The main responsibility for the decline is the monetary braking of the Moscow central bank to get inflation under control. The high interest rates of 20 percent choked the economy because loans became unaffordable and many citizens left their money on the bench, said Wiiw Russia expert Vasily Astrov. “Unsurprisingly, there is also a wave of bankruptcy with companies, some of which could also grasp large corporations and leading companies.”
Problems for Kyiv: destruction and bad harvest
It doesn’t look better for Ukraine. The destruction of critical infrastructure by Russian attacks leaves deeper traces, according to the Ukraine expert at the thinking factory, Olga Pindyuk. “Even the intensified shortage of labor through the mobilization for the war is difficult for the economy.”
In addition, the effects of a bad harvest in Ukraine and the preliminary end of customs balance for agricultural exports would come into the EU. For 2025, the institute revised growth compared to the spring forecast by 0.5 percentage points to 2.5 percent. Inflation in the country is 16 percent. The key interest rates are correspondingly high.
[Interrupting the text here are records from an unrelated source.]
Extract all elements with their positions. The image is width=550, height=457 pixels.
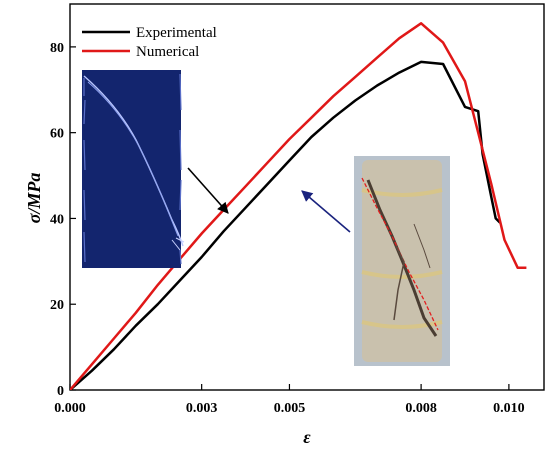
numerical-crack-inset xyxy=(82,70,185,268)
y-tick-label: 60 xyxy=(50,127,64,142)
series-group xyxy=(70,22,527,390)
experimental-specimen-inset xyxy=(354,156,450,366)
series-line-numerical xyxy=(70,22,527,390)
series-line-experimental xyxy=(70,60,501,390)
plot-frame xyxy=(69,3,545,391)
legend: Experimental Numerical xyxy=(82,25,217,60)
x-tick-label: 0.005 xyxy=(274,401,306,416)
x-tick-label: 0.000 xyxy=(54,401,86,416)
legend-label-experimental: Experimental xyxy=(136,25,217,41)
experimental-arrow xyxy=(301,190,351,233)
x-tick-label: 0.010 xyxy=(493,401,525,416)
legend-label-numerical: Numerical xyxy=(136,44,199,60)
y-tick-label: 80 xyxy=(50,41,64,56)
y-tick-label: 0 xyxy=(57,384,64,399)
y-tick-label: 20 xyxy=(50,298,64,313)
x-tick-label: 0.008 xyxy=(405,401,437,416)
y-tick-label: 40 xyxy=(50,212,64,227)
axes: 0.000 0.003 0.005 0.008 0.010 0 20 40 60 80 xyxy=(50,3,545,416)
x-axis-label: ε xyxy=(303,427,311,447)
numerical-arrow xyxy=(187,167,229,214)
x-tick-label: 0.003 xyxy=(186,401,218,416)
y-axis-label: σ/MPa xyxy=(24,173,44,224)
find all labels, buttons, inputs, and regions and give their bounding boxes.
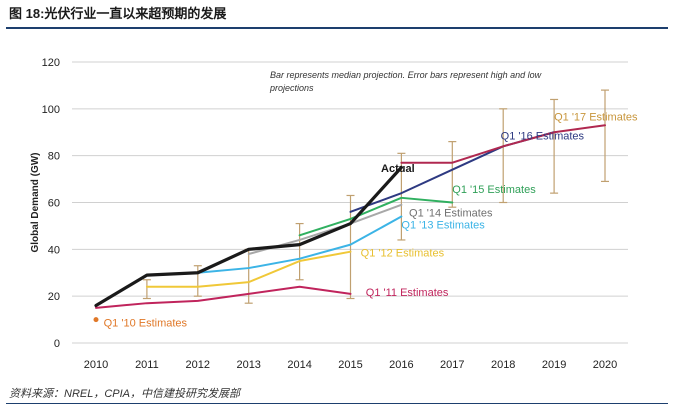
x-tick-label-2019: 2019 (542, 359, 566, 371)
y-tick-label-120: 120 (42, 57, 60, 69)
x-tick-label-2013: 2013 (236, 359, 260, 371)
y-tick-label-100: 100 (42, 104, 60, 116)
x-tick-label-2020: 2020 (593, 359, 617, 371)
series-line-q1-17-estimates (400, 124, 606, 164)
series-line-q1-11-estimates (95, 285, 352, 309)
y-tick-label-80: 80 (48, 151, 60, 163)
y-tick-label-40: 40 (48, 244, 60, 256)
series-label-actual: Actual (381, 163, 415, 175)
series-point-q1-10-estimates (93, 317, 99, 323)
series-label-q1-14-estimates: Q1 '14 Estimates (409, 208, 493, 220)
series-label-q1-13-estimates: Q1 '13 Estimates (401, 219, 485, 231)
series-line-actual (94, 165, 403, 308)
series-line-q1-12-estimates (145, 250, 352, 288)
chart-note: Bar represents median projection. Error … (269, 70, 542, 93)
x-tick-label-2015: 2015 (338, 359, 362, 371)
series-label-q1-12-estimates: Q1 '12 Estimates (361, 247, 445, 259)
figure-title: 图 18:光伏行业一直以来超预期的发展 (9, 6, 227, 21)
y-axis-label: Global Demand (GW) (30, 153, 41, 253)
series-label-q1-11-estimates: Q1 '11 Estimates (366, 287, 449, 299)
x-tick-label-2014: 2014 (287, 359, 311, 371)
x-tick-label-2018: 2018 (491, 359, 515, 371)
x-tick-label-2012: 2012 (186, 359, 210, 371)
series-line-q1-15-estimates (298, 196, 454, 237)
y-tick-label-20: 20 (48, 291, 60, 303)
x-tick-label-2011: 2011 (135, 359, 159, 371)
x-tick-label-2016: 2016 (389, 359, 413, 371)
x-tick-label-2010: 2010 (84, 359, 108, 371)
series-label-q1-15-estimates: Q1 '15 Estimates (452, 184, 536, 196)
series-line-q1-13-estimates (196, 215, 403, 274)
series-label-q1-16-estimates: Q1 '16 Estimates (501, 130, 585, 142)
demand-chart: 0 20 40 60 80 100 120 2010 2011 2012 2013 2014 2015 2… (30, 57, 638, 371)
x-tick-label-2017: 2017 (440, 359, 464, 371)
y-tick-label-0: 0 (54, 338, 60, 350)
series-label-q1-17-estimates: Q1 '17 Estimates (554, 112, 638, 124)
top-divider (6, 27, 668, 29)
y-tick-label-60: 60 (48, 198, 60, 210)
series-label-q1-10-estimates: Q1 '10 Estimates (104, 318, 188, 330)
source-note: 资料来源：NREL，CPIA，中信建投研究发展部 (9, 388, 241, 400)
bottom-divider (6, 403, 668, 404)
Southeast Europe continues to cope with Western Europe
Among the 23 countries in Central, East and Southeast Europe examined for the summer forecast, Poland, each with 3.5 percent in this and next year, rage. In addition, Bulgaria, Croatia and Lithuania could also expect a noticeable economic plus.
Many countries in Eastern and Southeast Europe would grow more strongly in 2025 and 2026 thanks to private consumption than the euro zone. “You will be able to continue your economic catch -up process towards Western Europe,” said the institute.